Com’è nata la sua vocazione?
«La mia vocazione nasce in un contesto normale di vita e di Chiesa. Anzitutto l’ambiente della mia famiglia, con i miei genitori Chiara e Giuseppe e mia sorella Elena. In famiglia ho respirato sempre un clima di fede sincera e quotidiana. Poi nonni e zii, tra cui lo zio prete don Adriano. La famiglia quindi è il primo ambito in cui è nata la mia vocazione. C’è poi la parrocchia: i sacerdoti, in particolare don Luigi Lucini e don Natale Rampoldi, la vita dell’oratorio, le attività di animazione, il coro, la banda, il catechismo, l’azione cattolica. Parrocchia e oratorio sono stati il secondo ambiente che ha coltivato e messo in luce la mia vocazione. Non mancava poi un’attenzione alla preghiera e negli anni delle superiori anche la Messa quotidiana e una confessione frequente. La presenza della preghiera mi ha aiutato pure a scoprire la vocazione. Infine penso ai volti di tanti preti, dei quali ho intuito la loro vita bella, intensa, capace di dono e di profondità. La vita bella di altri preti è stata motivo di fascino che alla fine mi ha portato in seminario».
 
Ha mai avuto il dubbio che potesse essere una scelta sbagliata?
«Non penso di aver avuto dubbi seri di aver fatto una scelta sbagliata. Eventuali momenti difficili non hanno mai messo in dubbio la bellezza e il dono di essere prete e col desiderio di custodire proprio un dono si può camminare nella gioia e talvolta nella fatica».
 
Che cosa vuol dire essere sacerdote oggi?
 «Papa Francesco ci regala tante immagini che ci aiutano a scoprire chi è il prete oggi. Credo che come presbiteri si debba mettersi in ascolto della testimonianza che il Papa ci dà. Il prete è prima di tutto un uomo di preghiera. A questo egli deve dedicare tempo, silenzio, spazi interiori e materiali. In particolare egli si nutre della Parola di Dio. Il prete è inoltre un annunciatore. Egli è chiamato a portare il vangelo, a raccontare la Parola e a testimoniare a tutti che Gesù è vivo ed è il Salvatore. Per questa ragione il presbitero deve stare in mezzo alla gente. È necessario saper ascoltare, dedicare tempo all’accoglienza, all’ascolto; è importante anche che il prete apra spazi di vita e di ambiente: sappia accogliere tutti, facendo sentire di casa. Il papa ci parla appunto del prete con l’odore delle pecore.
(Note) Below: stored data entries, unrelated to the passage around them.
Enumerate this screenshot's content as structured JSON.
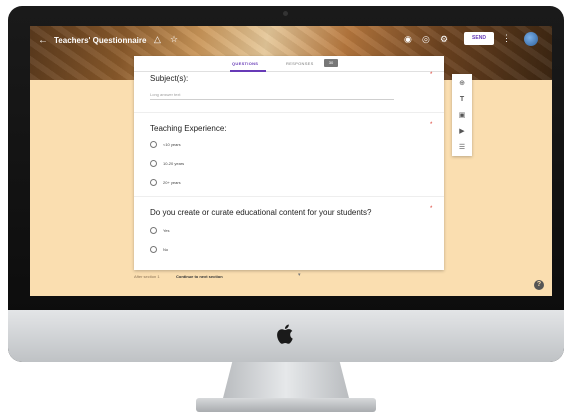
{
  "app": {
    "form_title": "Teachers' Questionnaire",
    "send_label": "SEND",
    "icons": {
      "back": "arrow-left-icon",
      "palette": "palette-icon",
      "star": "star-icon",
      "theme": "color-palette-icon",
      "preview": "eye-icon",
      "settings": "gear-icon",
      "more": "more-vert-icon"
    }
  },
  "tabs": {
    "questions": "QUESTIONS",
    "responses": "RESPONSES",
    "responses_count": "30"
  },
  "questions": [
    {
      "title": "Subject(s):",
      "type": "short-answer",
      "placeholder": "Long answer text",
      "required": true
    },
    {
      "title": "Teaching Experience:",
      "type": "multiple-choice",
      "required": true,
      "options": [
        "<10 years",
        "10-20 years",
        "20+ years"
      ]
    },
    {
      "title": "Do you create or curate educational content for your students?",
      "type": "multiple-choice",
      "required": true,
      "options": [
        "Yes",
        "No"
      ]
    }
  ],
  "after_section": {
    "label": "After section 1",
    "value": "Continue to next section"
  },
  "colors": {
    "background": "#fadeb0",
    "accent": "#673ab7",
    "required": "#d93025"
  }
}
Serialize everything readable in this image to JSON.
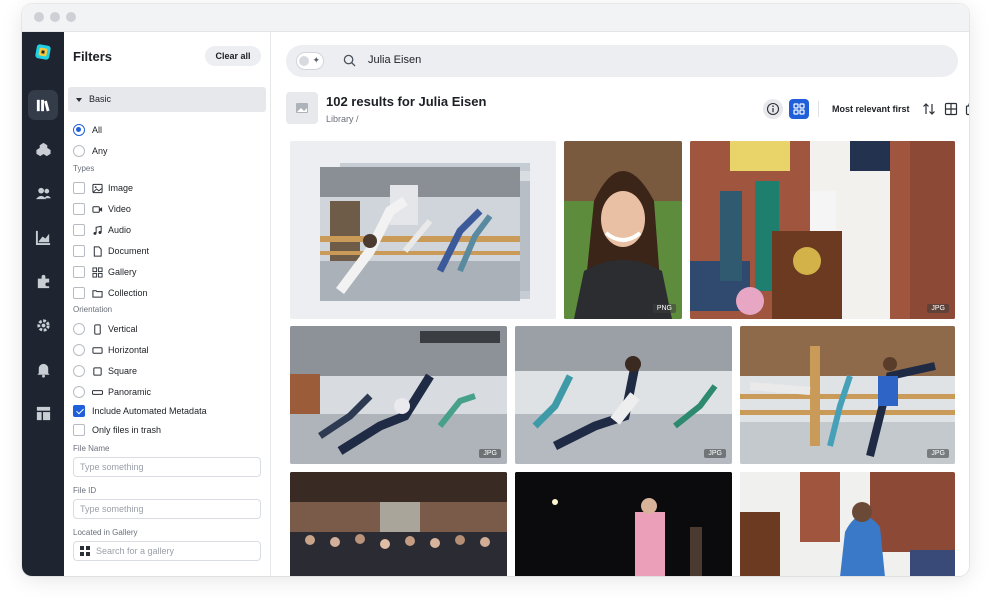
{
  "app": {
    "icons": [
      "library-icon",
      "structure-icon",
      "people-icon",
      "analytics-icon",
      "integrations-icon",
      "settings-icon",
      "bell-icon",
      "layout-icon"
    ],
    "accent": "#1f5fd9",
    "sidebar_bg": "#1f2530"
  },
  "filters": {
    "title": "Filters",
    "clear_all": "Clear all",
    "section": "Basic",
    "match": [
      {
        "label": "All",
        "selected": true
      },
      {
        "label": "Any",
        "selected": false
      }
    ],
    "types_label": "Types",
    "types": [
      {
        "label": "Image",
        "icon": "image-icon"
      },
      {
        "label": "Video",
        "icon": "video-icon"
      },
      {
        "label": "Audio",
        "icon": "audio-icon"
      },
      {
        "label": "Document",
        "icon": "document-icon"
      },
      {
        "label": "Gallery",
        "icon": "gallery-icon"
      },
      {
        "label": "Collection",
        "icon": "folder-icon"
      }
    ],
    "orientation_label": "Orientation",
    "orientation": [
      {
        "label": "Vertical",
        "icon": "vertical-icon"
      },
      {
        "label": "Horizontal",
        "icon": "horizontal-icon"
      },
      {
        "label": "Square",
        "icon": "square-icon"
      },
      {
        "label": "Panoramic",
        "icon": "panoramic-icon"
      }
    ],
    "include_metadata": {
      "label": "Include Automated Metadata",
      "checked": true
    },
    "only_trash": {
      "label": "Only files in trash",
      "checked": false
    },
    "file_name": {
      "label": "File Name",
      "placeholder": "Type something"
    },
    "file_id": {
      "label": "File ID",
      "placeholder": "Type something"
    },
    "gallery": {
      "label": "Located in Gallery",
      "placeholder": "Search for a gallery"
    }
  },
  "search": {
    "query": "Julia Eisen"
  },
  "results": {
    "title": "102 results for Julia Eisen",
    "breadcrumb": "Library /",
    "sort_label": "Most relevant first",
    "tiles": [
      {
        "name": "dance-class-collage",
        "badge": ""
      },
      {
        "name": "portrait-julia",
        "badge": "PNG"
      },
      {
        "name": "podium-speech",
        "badge": "JPG"
      },
      {
        "name": "dance-lunge-1",
        "badge": "JPG"
      },
      {
        "name": "dance-lunge-2",
        "badge": "JPG"
      },
      {
        "name": "dance-barre",
        "badge": "JPG"
      },
      {
        "name": "crowd-hall",
        "badge": ""
      },
      {
        "name": "stage-speaker",
        "badge": ""
      },
      {
        "name": "hug-outdoor",
        "badge": ""
      }
    ]
  }
}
Il prete poi è sacerdote della grazia, in particolare con la celebrazione dei sacramenti, preparata anche da un proficuo cammino di catechesi. Per la catechesi si dovrà aver cura di promuovere e formare il servizio di validi catechisti. Infine il prete è uomo della carità, soprattutto verso gli ultimi, i più poveri. Ma dove si trova un prete così, potremmo chiederci? Nessuno, neanche il vescovo, devono avere la presunzione di realizzare pienamente questo progetto. Allora non ci resta che diventare testimoni dell’annuncio più importante, la misericordia di Dio. E il prete potrà testimoniare, nei suoi limiti e povertà, di essere un peccatore perdonato e per questo dispensatore della grazia e dell’amore di Dio».
 
Nei giorni scorsi ci sono stati la giornata del seminario e l’aperitivo con i giovani. Che cosa direbbe a un giovane che pensa al sacerdozio ma ha un po’ di paura, magari incontra resistenze in famiglia?
 «Inviterei questo giovane ad accompagnare il tempo delle scelte con la propria preghiera e ad individuare un sacerdote con cui avviare un percorso di colloqui e di confronto che lo possano aiutare a scegliere. Alla fine occorre abbandonarsi. Non si può decidere di entrare in seminario perché tutte le garanzie di cui sentiamo il bisogno sono assicurate. S’inizia un cammino fidandosi, assumendo anche i rischi della scelta. E solo iniziando, avviando il cammino, “buttandosi” si sperimenta di essere accompagnati. Ai giovani che pensano a un possibile ingresso in seminario dico: venite a dirmelo e cammineremo insieme».